I will acknowledge that if we are diligent in our personal responsibility which results in actions, we will grow in grace and knowledge. This I know for sure. Your "the enlightened and alert can work to see that those changes are beneficial, upward and not downward" reminds me of the Margaret Mead quote about that small band of people bringing about change. Within this too is, of course, love for all. Isn't this why the work is done in the first place?

Thanks again, dear sir.

DB said...

Judith, thank you for your respose.

Higher levels of consciousness and awareness imply in my mind not only clearer and more rationsl thought but also a higher level of compassion and a more precise and beneficial action.

I think the whole human race is engaged in a process of waking up. Enlightenment is not a gift. It's something that can be attained, even on the street. As an artist, I have a resposibility to wake myself up. I know what you say about the collective voice being the decider of many social issues and it being often wrong. If everybody agrees about something it is probably wrong.

As an actor in a role I had to weave together a tight, strong rope the threads of which were thought, feeling and action, head, heart and hands, you could say.

An enlightened individual, and there are levels, I believe, is not one who sits on a hill gazing at the stars or shut in a hermits cell. You may find him on the stage, or in a science lab, or a classroom, or sitting on the front steps of an apartment building.

We all have a watch. What happens during our watch affects the world, good or bad.

DB

Judith Ellis said...

"We all have a watch. What happens during our watch affects the world, good or bad."

This is beautiful. Thank you. As is this:

"I think the whole human race is engaged in a process of waking up. Enlightenment is not a gift."

I like to say that humans are at the end of what has already begun. We are coming to know what is already known.

"An enlightened individual, and there are levels, I believe, is not one who sits on a hill gazing at the stars or shut in a hermits cell. You may find him on the stage, or in a science lab, or a classroom, or sitting on the front steps of an apartment building."

The human development through work that you've written of here is appreciated. Pope John Paul has a beautiful piece on this topic, "Laboren Excercens" (On Human Work).
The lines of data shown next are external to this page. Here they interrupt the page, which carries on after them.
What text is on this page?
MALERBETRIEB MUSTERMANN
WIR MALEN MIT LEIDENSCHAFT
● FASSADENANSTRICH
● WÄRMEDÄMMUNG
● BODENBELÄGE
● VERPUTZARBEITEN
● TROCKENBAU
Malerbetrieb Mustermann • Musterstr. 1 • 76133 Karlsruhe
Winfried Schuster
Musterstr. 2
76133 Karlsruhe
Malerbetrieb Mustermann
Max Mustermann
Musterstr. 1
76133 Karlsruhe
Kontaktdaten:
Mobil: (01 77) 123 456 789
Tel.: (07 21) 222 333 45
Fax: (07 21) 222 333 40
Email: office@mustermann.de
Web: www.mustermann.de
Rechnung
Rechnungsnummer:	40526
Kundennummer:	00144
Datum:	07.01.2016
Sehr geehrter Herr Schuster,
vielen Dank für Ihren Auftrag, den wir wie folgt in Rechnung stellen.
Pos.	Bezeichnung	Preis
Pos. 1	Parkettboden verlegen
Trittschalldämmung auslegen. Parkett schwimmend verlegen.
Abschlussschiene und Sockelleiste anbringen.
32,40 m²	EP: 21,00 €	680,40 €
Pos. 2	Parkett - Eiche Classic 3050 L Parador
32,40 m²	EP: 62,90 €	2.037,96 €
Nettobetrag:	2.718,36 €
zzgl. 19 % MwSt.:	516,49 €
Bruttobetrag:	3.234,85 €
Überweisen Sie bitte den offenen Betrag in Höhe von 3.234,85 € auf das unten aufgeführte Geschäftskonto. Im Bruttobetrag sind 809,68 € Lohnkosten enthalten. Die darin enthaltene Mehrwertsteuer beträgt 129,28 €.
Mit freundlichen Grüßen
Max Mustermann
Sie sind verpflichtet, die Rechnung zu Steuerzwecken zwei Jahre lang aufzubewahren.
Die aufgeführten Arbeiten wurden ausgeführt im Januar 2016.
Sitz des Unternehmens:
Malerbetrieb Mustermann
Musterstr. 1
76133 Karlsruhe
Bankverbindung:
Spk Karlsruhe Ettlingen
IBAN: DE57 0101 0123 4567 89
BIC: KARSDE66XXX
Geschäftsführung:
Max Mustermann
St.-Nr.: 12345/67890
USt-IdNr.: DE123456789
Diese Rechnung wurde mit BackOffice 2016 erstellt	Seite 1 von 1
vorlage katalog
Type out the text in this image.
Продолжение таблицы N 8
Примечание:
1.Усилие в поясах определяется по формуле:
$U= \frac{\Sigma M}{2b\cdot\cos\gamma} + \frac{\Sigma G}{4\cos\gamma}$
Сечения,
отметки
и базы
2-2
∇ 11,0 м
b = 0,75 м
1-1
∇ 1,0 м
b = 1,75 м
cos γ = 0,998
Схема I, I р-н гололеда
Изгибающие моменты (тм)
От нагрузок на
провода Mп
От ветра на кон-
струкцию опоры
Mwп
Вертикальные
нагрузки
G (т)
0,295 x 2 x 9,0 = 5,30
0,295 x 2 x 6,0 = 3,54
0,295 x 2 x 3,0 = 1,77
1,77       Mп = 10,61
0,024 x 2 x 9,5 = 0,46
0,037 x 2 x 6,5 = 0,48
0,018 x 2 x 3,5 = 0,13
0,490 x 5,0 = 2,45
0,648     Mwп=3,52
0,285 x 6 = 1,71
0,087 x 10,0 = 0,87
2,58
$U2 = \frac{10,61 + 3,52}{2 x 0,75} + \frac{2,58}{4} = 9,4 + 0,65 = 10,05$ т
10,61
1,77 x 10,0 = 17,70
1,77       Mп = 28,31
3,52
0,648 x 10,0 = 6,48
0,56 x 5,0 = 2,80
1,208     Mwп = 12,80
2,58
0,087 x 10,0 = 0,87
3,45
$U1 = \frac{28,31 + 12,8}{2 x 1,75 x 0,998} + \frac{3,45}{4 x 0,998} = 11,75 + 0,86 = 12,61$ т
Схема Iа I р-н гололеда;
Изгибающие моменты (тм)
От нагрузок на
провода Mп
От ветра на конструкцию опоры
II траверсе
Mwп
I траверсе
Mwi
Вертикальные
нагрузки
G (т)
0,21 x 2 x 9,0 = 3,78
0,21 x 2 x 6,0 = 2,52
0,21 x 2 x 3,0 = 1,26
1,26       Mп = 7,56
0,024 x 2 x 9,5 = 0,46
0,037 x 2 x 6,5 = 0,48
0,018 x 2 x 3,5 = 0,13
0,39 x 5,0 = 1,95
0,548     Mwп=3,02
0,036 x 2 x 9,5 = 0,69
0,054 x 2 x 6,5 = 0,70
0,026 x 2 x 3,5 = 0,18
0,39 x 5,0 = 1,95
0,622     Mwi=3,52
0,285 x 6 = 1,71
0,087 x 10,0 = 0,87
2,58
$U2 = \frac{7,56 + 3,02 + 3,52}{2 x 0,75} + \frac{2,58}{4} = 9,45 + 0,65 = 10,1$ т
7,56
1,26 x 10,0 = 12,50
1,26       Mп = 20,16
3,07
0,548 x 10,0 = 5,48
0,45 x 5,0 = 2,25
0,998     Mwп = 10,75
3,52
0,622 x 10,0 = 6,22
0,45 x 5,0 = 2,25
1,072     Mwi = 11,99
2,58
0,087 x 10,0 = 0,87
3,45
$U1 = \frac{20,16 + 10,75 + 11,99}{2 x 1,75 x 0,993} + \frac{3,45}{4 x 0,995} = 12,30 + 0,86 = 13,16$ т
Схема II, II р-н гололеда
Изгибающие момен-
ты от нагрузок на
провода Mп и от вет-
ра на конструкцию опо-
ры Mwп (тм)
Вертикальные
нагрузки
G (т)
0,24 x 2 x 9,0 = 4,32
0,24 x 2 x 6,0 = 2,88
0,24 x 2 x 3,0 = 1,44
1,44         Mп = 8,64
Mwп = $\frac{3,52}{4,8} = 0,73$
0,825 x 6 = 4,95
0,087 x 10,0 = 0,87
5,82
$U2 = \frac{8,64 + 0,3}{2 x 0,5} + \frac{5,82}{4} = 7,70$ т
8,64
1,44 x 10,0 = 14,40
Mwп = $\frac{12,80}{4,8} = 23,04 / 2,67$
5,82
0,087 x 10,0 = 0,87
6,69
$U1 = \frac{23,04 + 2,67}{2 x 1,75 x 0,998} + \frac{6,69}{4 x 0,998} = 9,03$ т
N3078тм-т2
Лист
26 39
It includes work as man's natural extension of forever becoming and the dignity of work in all its many forms.

As all that we do begin with a thought, I can appreciate its importance. But as I've said we can think a great many things, even as we work, and still not accomplish much. Engaged activity is important and in order for this to be we have to have vested interests.

Regarding levels of consciousness, if this means a simple process of forever becoming more of what we will yet be through both our words and actions that benefit others around us, I'm ALL for it!

With regards to the masses, I think leaders often manipulate and misguide these and through actions of shirking personal responsibility the masses willing acquiesce instead of working through necessary processes. This is much easier.

Responsibility has to be both individual and collective, beginning first and continuing constantly with the individual within his or her own family and community. The process need not be massive, just small simple things done consistently every day.

What is culture and who defines it?

The Write Girl said...

I totally agree with this sentiment "to love and be loved and to care for those whom we love..."

It is so hard to do. I don't think the world will ever master this but we can try.

Judith Ellis said...

Yes, the Write Girl. I have found, however, that people worldwide are seeking to do just this: to be loved and provide for those whom they love. This I have seen in my travels even in very meager situations.